Plusieurs projets souhaitent éprouver le potentiel de la technologie blockchain dans cette application à l’électricité. Ils sont déjà soutenus par de grands groupes qui ne veulent pas rater le train, conscients de ce potentiel.

TransActive Grid, joint-venture de Lo3 et ConSensys, est le projet emblématique en matière de blockchain appliqué au secteur de l’énergie. Son objectif réside dans la réappropriation par les citoyens de leur production énergétique, par l’établissement de mini communautés énergétiques autonomes.

Une expérimentation pilote est en cours à Brooklyn, où 5 maisons porteuses de panneaux solaires vendent le surplus de production à 5 foyers consommateurs situés de l’autre côté de la rue et interconnectés au réseau d’électricité.

Ces échanges sont gérés par blockchain : le programme enregistre la création d’énergie qu’il traduit en « crédits d’énergie ». Des « smart contracts » régissent ensuite les règles d’utilisation de cette énergie, acquittée par la monnaie virtuelle Ether.

Il est ainsi possible de choisir une production spécifique (solaire, par exemple), à un moment donné. Dans ce microgrid, l’innovation porte  sur la création d’un cadre de confiance qui permet au consommateur de choisir son énergie (type, localisation) en fonction de ses propres critères sans avoir recours à un intermédiaire qui fait ce choix à sa place.

En France, deux projets similaires à TransActive Grid sont en cours d’émergence :

Bouygues Immobilier en partenariat avec Microsoft, Energisme et Stratum, prévoit de bâtir un démonstrateur dans le quartier de Lyon Confluence en commençant par équiper un immeuble en 2017. Le projet a pour objectif de valider le fait que la technologie blockchain facilite et sécurise l’ensemble des transactions de crédits énergétiques au sein d’un réseau en pair à pair sans intermédiaire. Si le pilote se révèle concluant, Bouygues Immobilier envisage de généraliser ce projet à d’autres écoquartiers en France.

DAISEE, co-produit par la MYNE (laboratoire citoyen) et Cellabz (accélérateur d’écosystème technologique) est un projet expérimental lancé au printemps 2016 ayant les mêmes objectifs qu’à Brooklyn et à Lyon.

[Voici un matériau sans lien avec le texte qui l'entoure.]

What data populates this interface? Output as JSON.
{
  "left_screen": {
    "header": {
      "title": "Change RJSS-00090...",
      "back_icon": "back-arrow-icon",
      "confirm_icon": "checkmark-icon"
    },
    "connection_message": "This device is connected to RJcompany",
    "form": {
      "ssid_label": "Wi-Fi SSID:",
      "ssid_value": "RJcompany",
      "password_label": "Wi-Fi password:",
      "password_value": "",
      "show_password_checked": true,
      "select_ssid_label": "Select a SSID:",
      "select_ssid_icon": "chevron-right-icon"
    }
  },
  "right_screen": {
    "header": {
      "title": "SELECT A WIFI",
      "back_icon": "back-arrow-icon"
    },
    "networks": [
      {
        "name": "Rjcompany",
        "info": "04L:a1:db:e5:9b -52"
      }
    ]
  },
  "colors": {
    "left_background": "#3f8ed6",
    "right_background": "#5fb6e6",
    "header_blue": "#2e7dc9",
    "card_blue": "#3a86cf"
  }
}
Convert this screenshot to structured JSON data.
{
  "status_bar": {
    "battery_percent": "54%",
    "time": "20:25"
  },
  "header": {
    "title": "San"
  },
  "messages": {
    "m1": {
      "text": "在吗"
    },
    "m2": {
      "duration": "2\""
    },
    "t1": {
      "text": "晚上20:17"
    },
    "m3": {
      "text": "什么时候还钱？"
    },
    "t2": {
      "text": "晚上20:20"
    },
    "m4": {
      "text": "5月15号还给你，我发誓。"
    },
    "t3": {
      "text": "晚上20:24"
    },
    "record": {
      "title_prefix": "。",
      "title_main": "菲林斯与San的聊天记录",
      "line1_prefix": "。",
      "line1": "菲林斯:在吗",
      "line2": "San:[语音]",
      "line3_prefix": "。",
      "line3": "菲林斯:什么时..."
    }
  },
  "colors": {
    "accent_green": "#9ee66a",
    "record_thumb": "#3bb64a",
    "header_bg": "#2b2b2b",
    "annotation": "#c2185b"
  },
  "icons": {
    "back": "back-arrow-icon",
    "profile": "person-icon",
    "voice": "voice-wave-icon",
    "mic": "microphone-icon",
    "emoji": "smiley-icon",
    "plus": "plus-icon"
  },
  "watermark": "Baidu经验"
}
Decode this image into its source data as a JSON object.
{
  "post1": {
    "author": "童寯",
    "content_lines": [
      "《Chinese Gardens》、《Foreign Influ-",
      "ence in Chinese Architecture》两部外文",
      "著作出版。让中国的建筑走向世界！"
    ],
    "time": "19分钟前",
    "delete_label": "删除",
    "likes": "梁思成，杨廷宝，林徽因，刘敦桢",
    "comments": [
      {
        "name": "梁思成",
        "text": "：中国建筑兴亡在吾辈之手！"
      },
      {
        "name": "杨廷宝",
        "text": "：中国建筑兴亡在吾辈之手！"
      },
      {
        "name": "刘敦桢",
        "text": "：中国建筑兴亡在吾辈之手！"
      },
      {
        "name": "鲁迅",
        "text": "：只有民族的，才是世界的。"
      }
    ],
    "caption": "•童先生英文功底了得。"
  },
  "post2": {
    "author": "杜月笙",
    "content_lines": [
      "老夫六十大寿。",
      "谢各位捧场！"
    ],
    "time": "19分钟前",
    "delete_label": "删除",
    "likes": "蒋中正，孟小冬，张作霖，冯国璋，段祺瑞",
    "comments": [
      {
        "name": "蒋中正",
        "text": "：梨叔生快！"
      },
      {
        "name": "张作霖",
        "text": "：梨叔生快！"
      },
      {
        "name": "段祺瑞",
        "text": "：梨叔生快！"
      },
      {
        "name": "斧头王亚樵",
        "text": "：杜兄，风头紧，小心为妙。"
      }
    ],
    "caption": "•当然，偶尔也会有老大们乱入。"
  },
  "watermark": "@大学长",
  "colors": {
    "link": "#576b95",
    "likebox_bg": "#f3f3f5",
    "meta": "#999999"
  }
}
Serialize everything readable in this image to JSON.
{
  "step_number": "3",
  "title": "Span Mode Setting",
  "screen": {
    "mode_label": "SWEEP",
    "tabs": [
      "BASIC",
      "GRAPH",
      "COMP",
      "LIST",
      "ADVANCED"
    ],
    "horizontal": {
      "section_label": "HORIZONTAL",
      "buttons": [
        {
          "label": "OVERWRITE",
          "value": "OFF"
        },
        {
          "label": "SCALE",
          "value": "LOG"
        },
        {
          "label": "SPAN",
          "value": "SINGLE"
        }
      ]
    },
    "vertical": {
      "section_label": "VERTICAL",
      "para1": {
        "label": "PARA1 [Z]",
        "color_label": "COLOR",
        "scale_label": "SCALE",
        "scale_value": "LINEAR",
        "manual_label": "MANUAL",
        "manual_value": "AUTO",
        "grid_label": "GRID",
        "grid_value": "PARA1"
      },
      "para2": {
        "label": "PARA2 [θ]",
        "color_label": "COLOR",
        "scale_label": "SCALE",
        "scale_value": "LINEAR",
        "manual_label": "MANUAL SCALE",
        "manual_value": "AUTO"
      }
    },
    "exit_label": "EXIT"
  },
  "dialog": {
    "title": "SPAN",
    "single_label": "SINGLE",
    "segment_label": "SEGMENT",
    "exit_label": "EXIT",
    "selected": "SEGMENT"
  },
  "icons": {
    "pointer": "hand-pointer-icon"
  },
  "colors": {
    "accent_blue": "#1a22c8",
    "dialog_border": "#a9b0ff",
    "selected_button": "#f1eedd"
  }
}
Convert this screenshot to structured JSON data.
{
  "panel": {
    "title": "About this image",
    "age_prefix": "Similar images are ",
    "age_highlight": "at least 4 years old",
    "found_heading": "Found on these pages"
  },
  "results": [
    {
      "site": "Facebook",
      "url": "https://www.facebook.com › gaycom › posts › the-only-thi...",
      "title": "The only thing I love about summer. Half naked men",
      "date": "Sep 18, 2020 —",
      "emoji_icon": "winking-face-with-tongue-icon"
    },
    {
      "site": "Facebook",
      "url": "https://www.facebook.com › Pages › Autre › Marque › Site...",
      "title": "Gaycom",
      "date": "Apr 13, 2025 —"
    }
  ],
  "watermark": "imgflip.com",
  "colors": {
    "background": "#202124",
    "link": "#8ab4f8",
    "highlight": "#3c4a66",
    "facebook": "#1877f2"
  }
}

Ces projets restent peu nombreux dans le monde et à des stades d’expérimentations. En France, la nouvelle loi sur l’autoconsommation collective est une bonne base réglementaire pour accélérer ces initiatives. C’est tout un nouveau système local de consommation d’énergie qui pourrait ainsi émerger –avec de la production solaire et des stations de recharge de véhicules électriques à la maille d’un quartier – et qui pousse les grands groupes à réfléchir à de nouveaux modèles.

De façon générale, l’énergie est un terrain propice au déploiement de la blockchain mais son application généralisée demandera probablement encore un certain temps au vu des transformations nécessaires dans les façons de produire, de consommer et de distribuer l’électricité. Des nouvelles solutions devront également être trouvées en cas de succès de l’autoconsommation, pour continuer à équilibrer le réseau, à garantir la continuité d’alimentation de tous et à s’assurer d’un financement d’un système qui repose aujourd’hui sur des principes de centralisation nationale et de mutualisation (péréquation tarifaire, tarification timbre poste, etc…).